Позже он склеил изрезанную фреску и водрузил ее на место. Если не подходить слишком близко, разрезы были почти незаметны.
Пытаясь снова вернуться к рассуждениям о бациллах, он понял, что не может сосредоточиться ни на чем, кроме этого бродячего пса. К полному своему удивлению, он вдруг осознал, что уже в который раз шепчет молитву, в которой просит Господа защитить этого бродячего пса. Наступил момент, когда потребность веры в Бога стала непреодолимой, ему был необходим наставник и пастырь. Но, даже бормоча слова молитвы, он чувствовал себя неуютно: он знал, что может стать смешон себе в любую минуту.
Как-то ему все же удалось заглушить в себе голос иконоборца, и, несмотря ни на что, он продолжал молиться. Потому что он хотел этого пса, потому что нуждался в нем.
13
Утром, выйдя из дома, он не обнаружил ни молока, ни гамбургера.
Он окинул взглядом лужайку. На траве валялись две женщины — но пса не было.
Он с облегчением выдохнул. Слава тебе, Господи, — подумал он. И усмехнулся.
Будь я верующим, — подумал он, — я бы решил, что моя молитва была услышана.
И тут же начал бранить себя, что проспал момент, когда приходил пес. Наверное, это было на рассвете, когда улицы уже пусты. Чтобы так долго оставаться в живых, пес должен был иметь свой график. Но он-то, Нэвилль, должен был догадаться, проснуться и проследить.
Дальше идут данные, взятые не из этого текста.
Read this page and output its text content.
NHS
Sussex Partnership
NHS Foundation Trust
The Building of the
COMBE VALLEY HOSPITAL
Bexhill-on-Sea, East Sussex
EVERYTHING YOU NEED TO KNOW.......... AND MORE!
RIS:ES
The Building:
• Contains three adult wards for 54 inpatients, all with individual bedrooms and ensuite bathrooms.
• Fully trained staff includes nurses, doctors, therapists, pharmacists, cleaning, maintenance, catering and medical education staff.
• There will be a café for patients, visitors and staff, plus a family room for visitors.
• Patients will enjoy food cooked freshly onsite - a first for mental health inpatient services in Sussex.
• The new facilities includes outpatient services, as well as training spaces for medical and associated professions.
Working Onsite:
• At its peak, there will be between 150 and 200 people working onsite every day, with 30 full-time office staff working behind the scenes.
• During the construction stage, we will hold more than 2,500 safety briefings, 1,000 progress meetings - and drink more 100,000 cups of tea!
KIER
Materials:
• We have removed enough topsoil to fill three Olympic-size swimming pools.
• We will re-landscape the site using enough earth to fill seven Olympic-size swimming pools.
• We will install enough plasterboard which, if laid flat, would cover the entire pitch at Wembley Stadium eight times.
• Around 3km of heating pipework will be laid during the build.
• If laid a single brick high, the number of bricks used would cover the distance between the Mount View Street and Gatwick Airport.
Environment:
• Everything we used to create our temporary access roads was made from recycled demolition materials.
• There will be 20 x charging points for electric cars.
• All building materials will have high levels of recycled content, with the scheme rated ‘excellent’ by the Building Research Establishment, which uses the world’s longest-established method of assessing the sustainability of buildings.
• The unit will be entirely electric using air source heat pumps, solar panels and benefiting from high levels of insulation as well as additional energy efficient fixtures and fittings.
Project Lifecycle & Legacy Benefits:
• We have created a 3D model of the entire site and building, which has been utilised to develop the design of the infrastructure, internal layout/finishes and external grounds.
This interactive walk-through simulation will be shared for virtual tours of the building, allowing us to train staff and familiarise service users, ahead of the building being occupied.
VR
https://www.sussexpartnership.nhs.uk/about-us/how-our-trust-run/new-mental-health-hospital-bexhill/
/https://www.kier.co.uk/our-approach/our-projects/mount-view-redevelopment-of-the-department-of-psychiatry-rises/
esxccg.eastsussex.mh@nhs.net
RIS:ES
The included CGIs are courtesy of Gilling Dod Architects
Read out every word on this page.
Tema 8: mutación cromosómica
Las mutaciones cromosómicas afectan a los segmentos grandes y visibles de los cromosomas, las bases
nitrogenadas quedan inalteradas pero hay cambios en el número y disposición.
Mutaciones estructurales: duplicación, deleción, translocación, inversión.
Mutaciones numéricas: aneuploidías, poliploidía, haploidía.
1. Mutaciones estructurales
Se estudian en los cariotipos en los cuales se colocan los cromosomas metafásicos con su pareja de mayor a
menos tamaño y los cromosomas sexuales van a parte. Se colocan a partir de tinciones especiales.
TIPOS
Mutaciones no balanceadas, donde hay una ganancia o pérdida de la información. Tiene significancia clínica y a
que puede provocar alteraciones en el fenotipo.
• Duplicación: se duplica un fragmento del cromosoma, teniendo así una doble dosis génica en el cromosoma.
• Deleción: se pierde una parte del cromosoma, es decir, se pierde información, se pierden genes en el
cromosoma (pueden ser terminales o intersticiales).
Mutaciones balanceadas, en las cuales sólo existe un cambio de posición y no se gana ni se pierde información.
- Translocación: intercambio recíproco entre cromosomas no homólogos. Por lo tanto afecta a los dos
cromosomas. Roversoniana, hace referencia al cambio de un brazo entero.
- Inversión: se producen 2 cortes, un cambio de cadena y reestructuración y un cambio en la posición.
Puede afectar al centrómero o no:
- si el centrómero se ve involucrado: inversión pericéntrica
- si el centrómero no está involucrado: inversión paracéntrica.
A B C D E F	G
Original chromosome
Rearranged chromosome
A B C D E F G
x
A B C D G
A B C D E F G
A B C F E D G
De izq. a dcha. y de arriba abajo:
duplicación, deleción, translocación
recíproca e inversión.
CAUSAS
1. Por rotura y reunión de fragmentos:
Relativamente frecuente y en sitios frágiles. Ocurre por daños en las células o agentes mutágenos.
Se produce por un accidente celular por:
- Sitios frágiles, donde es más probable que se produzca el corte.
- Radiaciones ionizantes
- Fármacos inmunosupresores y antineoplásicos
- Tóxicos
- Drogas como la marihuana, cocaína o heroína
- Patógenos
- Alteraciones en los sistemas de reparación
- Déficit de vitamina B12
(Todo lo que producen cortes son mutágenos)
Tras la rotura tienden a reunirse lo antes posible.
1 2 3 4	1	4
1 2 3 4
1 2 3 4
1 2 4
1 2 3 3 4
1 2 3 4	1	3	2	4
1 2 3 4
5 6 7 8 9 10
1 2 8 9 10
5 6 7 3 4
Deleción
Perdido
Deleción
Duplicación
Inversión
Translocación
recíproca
В нем поселилась надежда, и показалось, что в этой игре, по крайней мере с едой, ему везло. Недолгое сомнение, что пищу съел не пес, а вампиры, быстро рассеялось. Приглядевшись, он заметил, что гамбургер был не вынут из чесночного ожерелья через верх, а выволочен в сторону, прямо через чеснок, на цементное крыльцо. Вокруг чашки все было в мельчайших еще не просохших капельках молока; так могла набрызгать только лакающая собака.
Прежде чем сесть завтракать, он выставил еще молока и еще кусок гамбургера, поставил их в тень, чтобы молоко не очень грелось. На мгновение задумавшись, он поставил рядом и чашку с холодной водой.
Подкрепившись, он свез женщин на огонь, а на обратной дороге захватил в магазине две дюжины банок лучшей собачьей еды, а также коробки с собачьими пирожными, собачьими конфетами, собачьим мылом, присыпкой от блох и жесткую щетку.
Господь Бог подумает, что у меня родился младенец или что-нибудь в этом роде, — думал он, с трудом волоча к машине полную охапку своих приобретений. Улыбка тронула его губы. — Зачем притворяться? Я уже год не был так счастлив, как сейчас.
То вдохновение, которое он испытал, увидев в микроскопе микроба, не шло ни в какое сравнение с тем, что он переживал в отношении к этому псу.
Он ехал домой на восьмидесяти милях в час и не мог сдержать своего разочарования, когда увидел молоко и мясо нетронутыми.
А чего же, черт возьми, ты ждал? — саркастически осадил он себя. — Собаки не едят раз в час каждый час.
Разложив собачьи принадлежности и консервы на кухонном столе, он взглянул на часы. Десять пятнадцать. Пес придет, когда проголодается. Терпение, — сказал он себе. — Имей же по крайней мере терпение. Хотя бы это.
Разобрав консервы и коробки, он осмотрел дом и теплицу. Опять рутина: одна отошедшая доска и одна битая рама на крыше теплицы.